Jethro Tull’s Ian Anderson On Frugal Touring And Why Tour Managers Are Pointless
Ian Anderson of Jethro Tull thinks going out on tour an losing money is absurd, and he's turn that philosophy into a hobby. Much of his off time is spent in search of the cheapest flights; and on the road, Anderson is also the tour manager. After all, who needs to pay someone else to spend his money doing things that he can do better?
On Tour Managers
"I don’t have a tour manager because I don’t want to have another guy who will spend my money and do things differently to me, Anderson told Pollstar. "I know exactly where I want to stay. I know exactly which airline and what time I’m going to fly, and what aircraft I’m not prepared to fly and, in a few cases, which airline I’m not supposed to get into for fear of dying."
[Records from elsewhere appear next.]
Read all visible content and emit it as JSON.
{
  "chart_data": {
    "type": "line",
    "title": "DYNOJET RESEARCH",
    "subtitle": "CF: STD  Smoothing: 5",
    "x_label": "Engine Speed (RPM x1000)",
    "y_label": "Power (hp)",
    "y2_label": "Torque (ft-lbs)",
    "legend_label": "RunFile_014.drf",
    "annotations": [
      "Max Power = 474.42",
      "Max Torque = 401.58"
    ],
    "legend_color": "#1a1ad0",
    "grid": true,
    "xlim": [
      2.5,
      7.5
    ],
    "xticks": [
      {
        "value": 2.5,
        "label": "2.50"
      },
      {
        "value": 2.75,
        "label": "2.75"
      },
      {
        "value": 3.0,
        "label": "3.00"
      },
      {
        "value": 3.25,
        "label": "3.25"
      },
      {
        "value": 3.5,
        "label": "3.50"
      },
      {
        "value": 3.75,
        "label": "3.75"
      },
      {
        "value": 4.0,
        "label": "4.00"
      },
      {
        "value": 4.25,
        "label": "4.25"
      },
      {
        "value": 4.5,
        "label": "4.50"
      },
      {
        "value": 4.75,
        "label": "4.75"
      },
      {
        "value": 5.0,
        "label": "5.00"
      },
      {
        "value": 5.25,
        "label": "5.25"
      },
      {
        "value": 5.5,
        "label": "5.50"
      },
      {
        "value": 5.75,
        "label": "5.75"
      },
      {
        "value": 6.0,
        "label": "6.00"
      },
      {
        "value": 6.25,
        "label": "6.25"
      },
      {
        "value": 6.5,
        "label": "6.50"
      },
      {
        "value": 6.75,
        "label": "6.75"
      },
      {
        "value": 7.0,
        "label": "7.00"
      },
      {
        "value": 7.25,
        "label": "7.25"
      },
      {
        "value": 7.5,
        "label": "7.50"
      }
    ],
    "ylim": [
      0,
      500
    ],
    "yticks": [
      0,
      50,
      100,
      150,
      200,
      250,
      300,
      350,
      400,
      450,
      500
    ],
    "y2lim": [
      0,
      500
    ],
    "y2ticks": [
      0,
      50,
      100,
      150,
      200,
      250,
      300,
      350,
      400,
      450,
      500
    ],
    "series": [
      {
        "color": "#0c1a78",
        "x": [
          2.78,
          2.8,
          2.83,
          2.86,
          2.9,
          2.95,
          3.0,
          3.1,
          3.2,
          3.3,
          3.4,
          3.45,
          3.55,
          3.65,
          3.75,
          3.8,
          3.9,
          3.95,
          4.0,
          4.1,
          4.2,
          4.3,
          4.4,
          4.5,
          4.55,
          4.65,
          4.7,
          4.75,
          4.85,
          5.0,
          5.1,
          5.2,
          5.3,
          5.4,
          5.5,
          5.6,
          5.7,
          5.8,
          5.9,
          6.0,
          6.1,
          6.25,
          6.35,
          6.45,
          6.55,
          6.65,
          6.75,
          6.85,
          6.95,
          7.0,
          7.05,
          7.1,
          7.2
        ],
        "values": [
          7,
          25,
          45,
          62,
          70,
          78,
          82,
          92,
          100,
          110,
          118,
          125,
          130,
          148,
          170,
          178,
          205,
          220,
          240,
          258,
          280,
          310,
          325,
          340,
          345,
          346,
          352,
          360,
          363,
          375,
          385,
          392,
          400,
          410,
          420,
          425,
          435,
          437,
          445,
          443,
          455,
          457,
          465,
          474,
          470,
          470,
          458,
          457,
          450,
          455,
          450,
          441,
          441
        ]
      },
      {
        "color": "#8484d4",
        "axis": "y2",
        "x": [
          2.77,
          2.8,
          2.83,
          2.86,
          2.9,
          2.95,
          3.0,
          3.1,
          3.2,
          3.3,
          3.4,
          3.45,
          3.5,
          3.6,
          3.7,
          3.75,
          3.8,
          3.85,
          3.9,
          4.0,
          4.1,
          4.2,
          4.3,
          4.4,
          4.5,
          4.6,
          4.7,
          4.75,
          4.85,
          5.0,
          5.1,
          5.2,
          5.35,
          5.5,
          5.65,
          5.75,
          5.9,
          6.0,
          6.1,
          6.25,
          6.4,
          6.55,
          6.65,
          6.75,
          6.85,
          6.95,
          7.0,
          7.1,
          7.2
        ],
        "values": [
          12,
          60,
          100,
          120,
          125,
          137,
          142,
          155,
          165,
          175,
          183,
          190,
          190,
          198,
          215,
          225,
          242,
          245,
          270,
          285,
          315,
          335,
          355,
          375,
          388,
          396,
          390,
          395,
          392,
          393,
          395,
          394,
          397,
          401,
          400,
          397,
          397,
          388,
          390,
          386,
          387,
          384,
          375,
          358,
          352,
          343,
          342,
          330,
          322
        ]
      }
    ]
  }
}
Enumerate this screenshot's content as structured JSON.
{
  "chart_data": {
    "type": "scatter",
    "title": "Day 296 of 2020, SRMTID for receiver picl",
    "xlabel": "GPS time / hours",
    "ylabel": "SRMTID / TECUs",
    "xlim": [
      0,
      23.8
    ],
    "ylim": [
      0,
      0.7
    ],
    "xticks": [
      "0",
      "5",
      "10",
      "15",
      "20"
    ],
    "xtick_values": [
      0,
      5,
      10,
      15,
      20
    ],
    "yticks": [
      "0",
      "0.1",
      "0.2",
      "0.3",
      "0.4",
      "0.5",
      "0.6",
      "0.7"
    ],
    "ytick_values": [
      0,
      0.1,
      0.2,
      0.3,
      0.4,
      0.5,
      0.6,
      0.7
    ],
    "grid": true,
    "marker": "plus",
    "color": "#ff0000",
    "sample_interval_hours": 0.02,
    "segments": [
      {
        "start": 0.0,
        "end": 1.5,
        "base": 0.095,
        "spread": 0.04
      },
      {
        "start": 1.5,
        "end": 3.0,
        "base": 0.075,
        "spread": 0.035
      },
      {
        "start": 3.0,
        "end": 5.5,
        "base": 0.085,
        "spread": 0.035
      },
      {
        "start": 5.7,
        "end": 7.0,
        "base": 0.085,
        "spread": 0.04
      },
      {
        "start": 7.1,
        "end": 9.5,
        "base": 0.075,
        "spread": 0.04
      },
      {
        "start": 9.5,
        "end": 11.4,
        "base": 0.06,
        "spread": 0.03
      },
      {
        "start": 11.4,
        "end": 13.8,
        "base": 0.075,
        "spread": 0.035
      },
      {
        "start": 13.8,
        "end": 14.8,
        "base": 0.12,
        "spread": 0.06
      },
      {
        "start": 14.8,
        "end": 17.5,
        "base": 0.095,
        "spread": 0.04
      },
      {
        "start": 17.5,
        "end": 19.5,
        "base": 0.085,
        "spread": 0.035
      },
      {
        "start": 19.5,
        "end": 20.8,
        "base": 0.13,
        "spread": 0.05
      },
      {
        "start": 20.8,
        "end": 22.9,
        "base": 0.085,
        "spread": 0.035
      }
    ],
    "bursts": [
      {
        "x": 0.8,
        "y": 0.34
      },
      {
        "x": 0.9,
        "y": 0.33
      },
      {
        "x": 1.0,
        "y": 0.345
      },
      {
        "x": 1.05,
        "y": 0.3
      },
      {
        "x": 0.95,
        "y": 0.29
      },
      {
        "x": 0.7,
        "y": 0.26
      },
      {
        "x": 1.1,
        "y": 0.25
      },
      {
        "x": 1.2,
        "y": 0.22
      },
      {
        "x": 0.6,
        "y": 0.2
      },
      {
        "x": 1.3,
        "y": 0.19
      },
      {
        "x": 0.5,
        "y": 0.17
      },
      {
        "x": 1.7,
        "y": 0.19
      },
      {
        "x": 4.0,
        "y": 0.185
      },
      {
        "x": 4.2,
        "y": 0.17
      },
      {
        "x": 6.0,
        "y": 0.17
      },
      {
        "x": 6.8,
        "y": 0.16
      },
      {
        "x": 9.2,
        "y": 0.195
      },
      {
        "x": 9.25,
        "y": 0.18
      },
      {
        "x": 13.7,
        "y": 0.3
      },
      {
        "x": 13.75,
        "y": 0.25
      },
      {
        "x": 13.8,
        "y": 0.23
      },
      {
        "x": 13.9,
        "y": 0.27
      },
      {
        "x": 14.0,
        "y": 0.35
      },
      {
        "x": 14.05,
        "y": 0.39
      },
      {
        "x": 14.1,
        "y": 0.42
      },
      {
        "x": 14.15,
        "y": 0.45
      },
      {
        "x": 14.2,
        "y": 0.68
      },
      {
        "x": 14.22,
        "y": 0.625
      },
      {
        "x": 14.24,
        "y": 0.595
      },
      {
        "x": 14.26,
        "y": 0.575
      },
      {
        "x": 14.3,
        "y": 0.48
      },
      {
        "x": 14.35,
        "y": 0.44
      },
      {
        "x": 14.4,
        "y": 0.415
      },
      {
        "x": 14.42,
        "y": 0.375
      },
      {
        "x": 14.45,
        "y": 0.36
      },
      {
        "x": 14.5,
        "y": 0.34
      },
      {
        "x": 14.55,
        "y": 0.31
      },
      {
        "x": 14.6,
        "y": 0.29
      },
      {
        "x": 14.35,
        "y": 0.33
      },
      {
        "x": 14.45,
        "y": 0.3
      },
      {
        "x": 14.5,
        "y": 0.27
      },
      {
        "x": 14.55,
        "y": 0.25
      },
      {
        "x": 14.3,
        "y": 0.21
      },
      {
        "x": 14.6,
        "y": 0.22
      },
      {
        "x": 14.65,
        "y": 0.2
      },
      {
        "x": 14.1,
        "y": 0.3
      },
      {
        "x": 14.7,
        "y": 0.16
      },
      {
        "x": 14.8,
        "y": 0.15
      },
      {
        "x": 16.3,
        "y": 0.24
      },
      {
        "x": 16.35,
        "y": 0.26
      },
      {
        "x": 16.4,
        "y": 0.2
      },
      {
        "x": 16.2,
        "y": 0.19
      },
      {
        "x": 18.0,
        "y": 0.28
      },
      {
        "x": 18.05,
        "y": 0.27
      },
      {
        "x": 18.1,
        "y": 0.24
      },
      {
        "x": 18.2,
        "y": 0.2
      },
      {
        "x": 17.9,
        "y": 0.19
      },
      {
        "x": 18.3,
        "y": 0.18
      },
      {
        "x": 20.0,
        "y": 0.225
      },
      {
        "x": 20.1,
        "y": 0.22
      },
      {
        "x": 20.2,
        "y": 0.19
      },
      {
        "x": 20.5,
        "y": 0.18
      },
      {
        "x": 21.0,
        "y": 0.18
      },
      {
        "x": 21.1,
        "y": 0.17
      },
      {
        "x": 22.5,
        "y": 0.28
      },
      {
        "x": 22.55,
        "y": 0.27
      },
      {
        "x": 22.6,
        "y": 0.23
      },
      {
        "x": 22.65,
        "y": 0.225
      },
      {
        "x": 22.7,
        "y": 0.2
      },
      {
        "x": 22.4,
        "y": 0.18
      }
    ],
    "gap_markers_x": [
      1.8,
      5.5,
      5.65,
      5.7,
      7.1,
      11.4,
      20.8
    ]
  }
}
Working With The Right Musicians
"I work with musicians. My experience has always been that if you give people the responsibility of behaving like professional musicians, they will rise to the occasion. If you treat them like sheep, they very quickly become sheep. Having a shepherd is not an ingredient that is part of my way of doing things."
Economy Of Scale
"The economy of scale is everything. If you end up with four guys in the band and 20 crew, you’re probably doing something wrong. I mean, there may be an artistic reason for doing that but it’s most likely that you’re way, way overemploying people. And, of course, people will make themselves indispensable … and therefore make [musicians] dependent on them. That’s what I mean when I say if you treat musicians like sheep they become sheep."